東京都足立区から、あまりに衝撃的なニュースが飛び込んできました。2019年11月02日までに区が発表した内容によると、2018年度に実施された大腸がん検診において、本来は「陽性」と判定されるべき受診者107人に対し、誤って「陰性」と通知していたというのです。健康を守るための検診が、逆の結果を伝えてしまうという事態は、まさに信頼を揺るがす重大な不祥事と言わざるを得ません。
今回のトラブルの原因は、極めて単純かつ初歩的な「転記ミス」にありました。

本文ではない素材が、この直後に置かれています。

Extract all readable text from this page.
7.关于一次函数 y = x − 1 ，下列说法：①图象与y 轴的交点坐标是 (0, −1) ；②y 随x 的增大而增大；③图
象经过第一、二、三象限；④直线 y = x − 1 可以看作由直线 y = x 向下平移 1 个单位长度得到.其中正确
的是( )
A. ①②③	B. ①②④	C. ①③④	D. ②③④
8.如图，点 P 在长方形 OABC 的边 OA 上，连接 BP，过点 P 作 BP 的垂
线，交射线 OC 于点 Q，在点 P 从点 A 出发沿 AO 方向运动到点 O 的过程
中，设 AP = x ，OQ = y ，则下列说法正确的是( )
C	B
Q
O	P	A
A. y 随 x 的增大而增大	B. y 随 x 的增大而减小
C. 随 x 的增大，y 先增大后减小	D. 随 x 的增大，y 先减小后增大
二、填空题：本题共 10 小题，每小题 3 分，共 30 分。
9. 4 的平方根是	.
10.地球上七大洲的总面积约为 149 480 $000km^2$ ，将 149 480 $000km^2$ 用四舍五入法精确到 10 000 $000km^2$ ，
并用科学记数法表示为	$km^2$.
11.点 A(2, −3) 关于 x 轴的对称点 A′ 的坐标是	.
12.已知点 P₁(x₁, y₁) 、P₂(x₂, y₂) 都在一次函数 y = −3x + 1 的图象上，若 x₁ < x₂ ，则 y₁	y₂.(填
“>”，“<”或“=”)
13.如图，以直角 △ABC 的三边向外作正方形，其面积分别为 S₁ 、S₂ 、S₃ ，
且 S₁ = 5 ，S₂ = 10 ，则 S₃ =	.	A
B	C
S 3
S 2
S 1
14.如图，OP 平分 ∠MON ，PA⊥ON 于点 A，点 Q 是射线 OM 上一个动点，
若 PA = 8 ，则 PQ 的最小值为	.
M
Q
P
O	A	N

検診を請け負った検査会社から届いた正しい判定結果を、各医療機関が受診者へ伝える段階で書き間違えてしまったのです。大腸がん検診で用いられる「陽性」とは、便の中に血液が混じっており、がんやポリープの疑いがあるため「精密検査が必要」という意味を指します。一方の「陰性」は異常なしを意味するため、107人の方々は自分が健康であると信じ込んでしまった可能性が高いでしょう。
SNS上ではこの報道を受け、「信じていた結果が嘘だったなんて怖すぎる」「早期発見のチャンスを奪われたらどう責任を取るのか」といった、怒りと不安の声が次々と上がっています。特にがん検診は、自覚症状がない段階で異常を見つけることが目的であるため、誤った安心感を与えてしまう「偽陰性」の状態は、病状を進行させる大きなリスクをはらんでいます。自治体や医療機関に対する、管理体制の甘さを指摘する厳しい意見が目立ちます。

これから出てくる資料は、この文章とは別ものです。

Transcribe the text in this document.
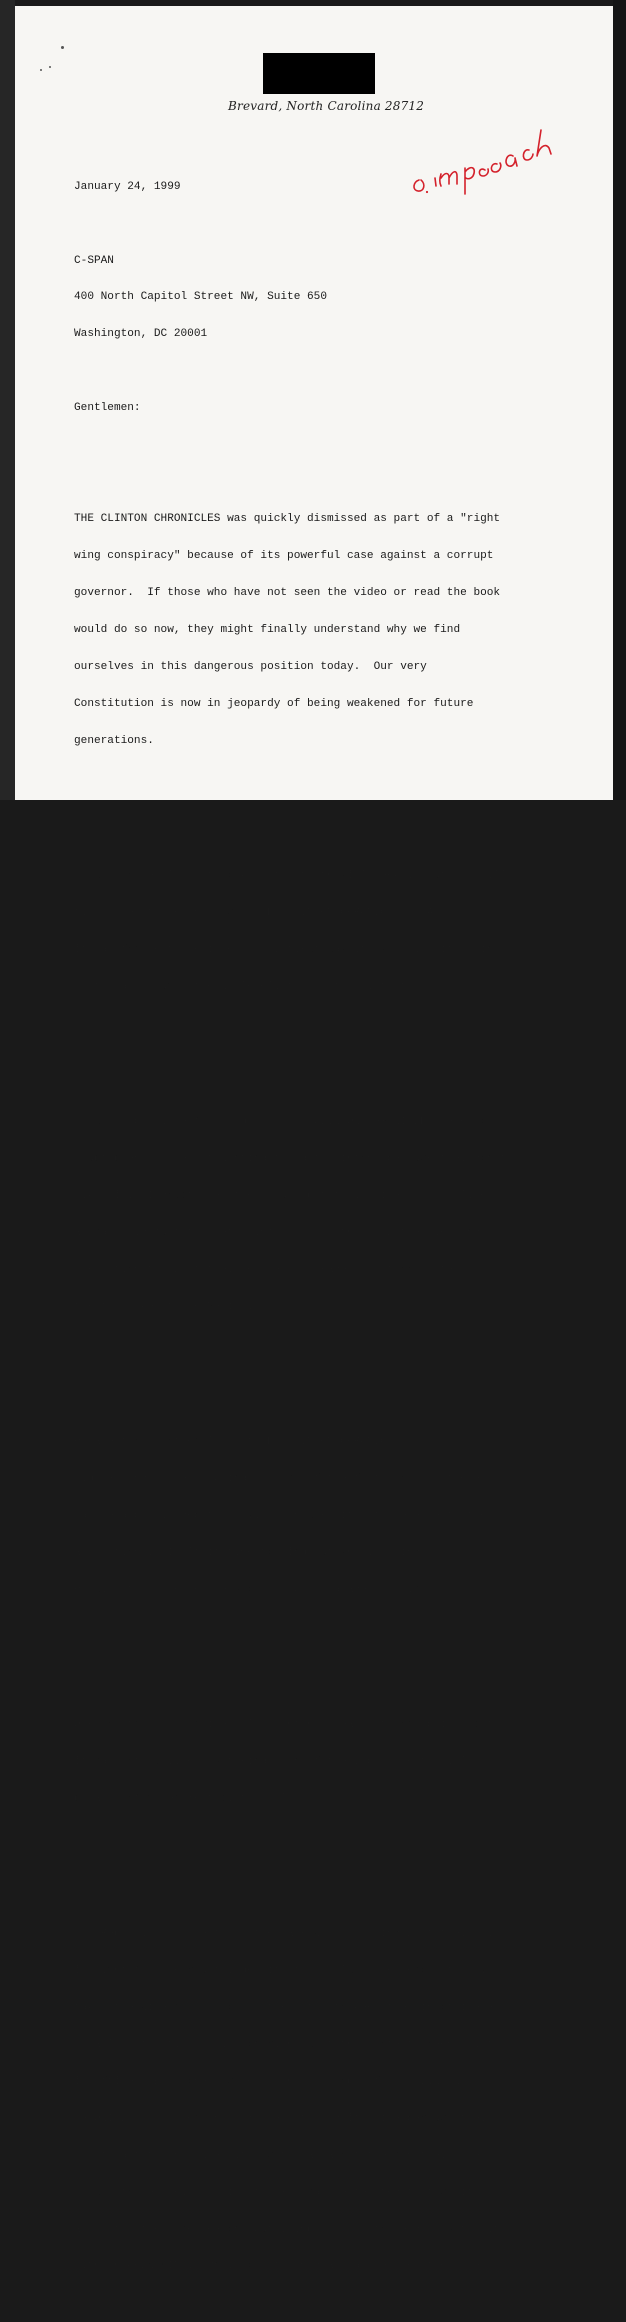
Brevard, North Carolina 28712

January 24, 1999

C-SPAN

400 North Capitol Street NW, Suite 650

Washington, DC 20001

Gentlemen:

THE CLINTON CHRONICLES was quickly dismissed as part of a "right

wing conspiracy" because of its powerful case against a corrupt

governor.  If those who have not seen the video or read the book

would do so now, they might finally understand why we find

ourselves in this dangerous position today.  Our very

Constitution is now in jeopardy of being weakened for future

generations.

Those who really want to know the truth will seek it out and will

find some of the answers in THE CLINTON CHRONICLES.  As hard as

it was for me to believe when I first saw it, watching it again

yesterday brought the whole Clinton picture into focus.

Those responsible for producing THE CLINTON CHRONICLES have no

doubt been accused of wanting to "get Clinton" because they don't

like him.  I doubt that they would put their lives on the line

as many did just to "get" him; clearly, they saw the lies and

corruption for what they were and courageously took a stand

for the sake of the Nation.

Please take another look at THE CLINTON CHRONICLES (book or

video), and at least bring up some of the facts so that there

can be a public debate, giving exposure if not credence to the

accusations.  Isn't it time to find out who is lying?  The

President or the people who have been damaged by him?

Our country may survive Bill Clinton's years of corruption, but

it may not survive a watering down of the Impeachment Trial

because of government by the polls.

The Republicans have taken the narrow road, doing what they think

is right for the country despite the polls.  The Democrats have

taken the wide road, looking for votes to keep them in office and

clearly not voting their consciences if they vote to keep Clinton

in office.  Each one has been handed a copy of THE CLINTON

CHRONICLES, and perhaps some have tossed it aside because they

don't want to know what it has to say about the man they have

chosen to be their President.  You may be tempted to toss it

aside for the same reason, but I implore you to read or watch it

with an OPEN MIND.  Only you, the media, can re-open the case
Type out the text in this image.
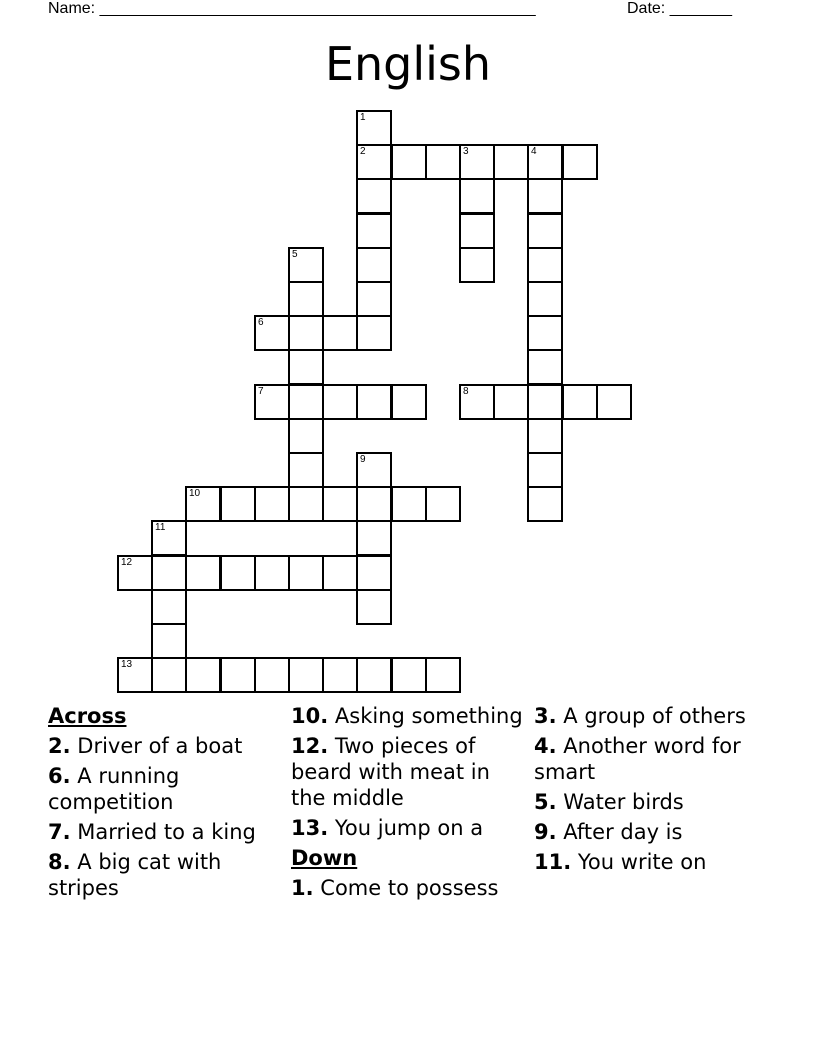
Name: _________________________________________________	Date: _______
English
1
2	3	4
5
6
7	8
9
10
11
12
13
Across
2. Driver of a boat
6. A running competition
7. Married to a king
8. A big cat with stripes
10. Asking something
12. Two pieces of beard with meat in the middle
13. You jump on a
Down
1. Come to possess
3. A group of others
4. Another word for smart
5. Water birds
9. After day is
11. You write on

新システム導入が裏目に?チェック体制の欠如が招いた人為的ミス
なぜ、これほど大規模なミスが起きてしまったのでしょうか。足立区の説明によれば、2018年度から検査会社が変更になり、それに伴って結果を記載する書式も新しくなっていたことが影響したようです。慣れない形式に戸惑いがあったのかもしれませんが、驚くべきことに、一部の医療機関では複数のスタッフによる「ダブルチェック」が行われていなかった事実も判明しました。命に関わる情報を扱う現場として、あまりに危機意識が低いと言わざるを得ません。
事態が発覚したのは、2019年10月下旬のことでした。区が検査会社のデータをあらためて確認し、陽性判定が出ているにもかかわらず精密検査を受けていない方へ連絡を入れたことで、実際の通知内容との食い違いが浮き彫りになったのです。編集者の私見として、書式の変更といった環境の変化こそ、最も慎重になるべき場面だったはずです。事務的な作業の怠慢が、受診者の将来を左右しかねない事態を招いたことは、非常に重い過失だと感じます。

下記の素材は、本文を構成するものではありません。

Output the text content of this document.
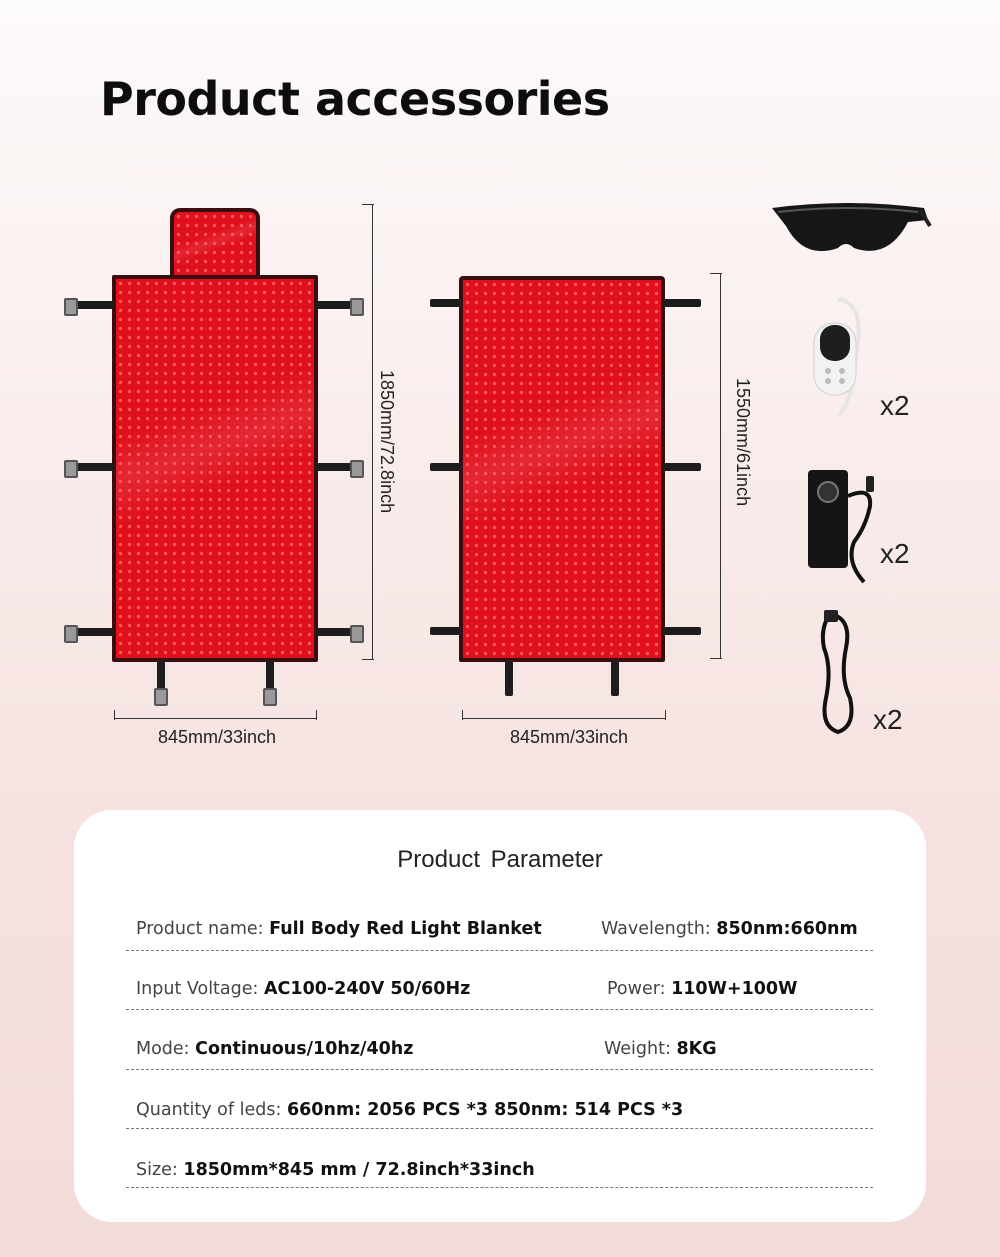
Product accessories
1850mm/72.8inch
845mm/33inch
1550mm/61inch
845mm/33inch
x2
x2
x2
Product Parameter
Product name: Full Body Red Light Blanket	Wavelength: 850nm:660nm
Input Voltage: AC100-240V 50/60Hz	Power: 110W+100W
Mode: Continuous/10hz/40hz	Weight: 8KG
Quantity of leds: 660nm: 2056 PCS *3 850nm: 514 PCS *3
Size: 1850mm*845 mm / 72.8inch*33inch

現在、足立区は対象となる107人の方々へ個別に連絡を取り、速やかに精密検査を受けるよう促している段階です。幸いにも現時点では、この誤通知によってがんが見落とされ、深刻な事態に至ったという報告は入っていません。しかし、がんの進行は待ってはくれません。区内の227医療機関で計約4万7千人が受診したという大規模な事業だからこそ、一点の曇りもない正確な情報伝達が求められるのは当然のことではないでしょうか。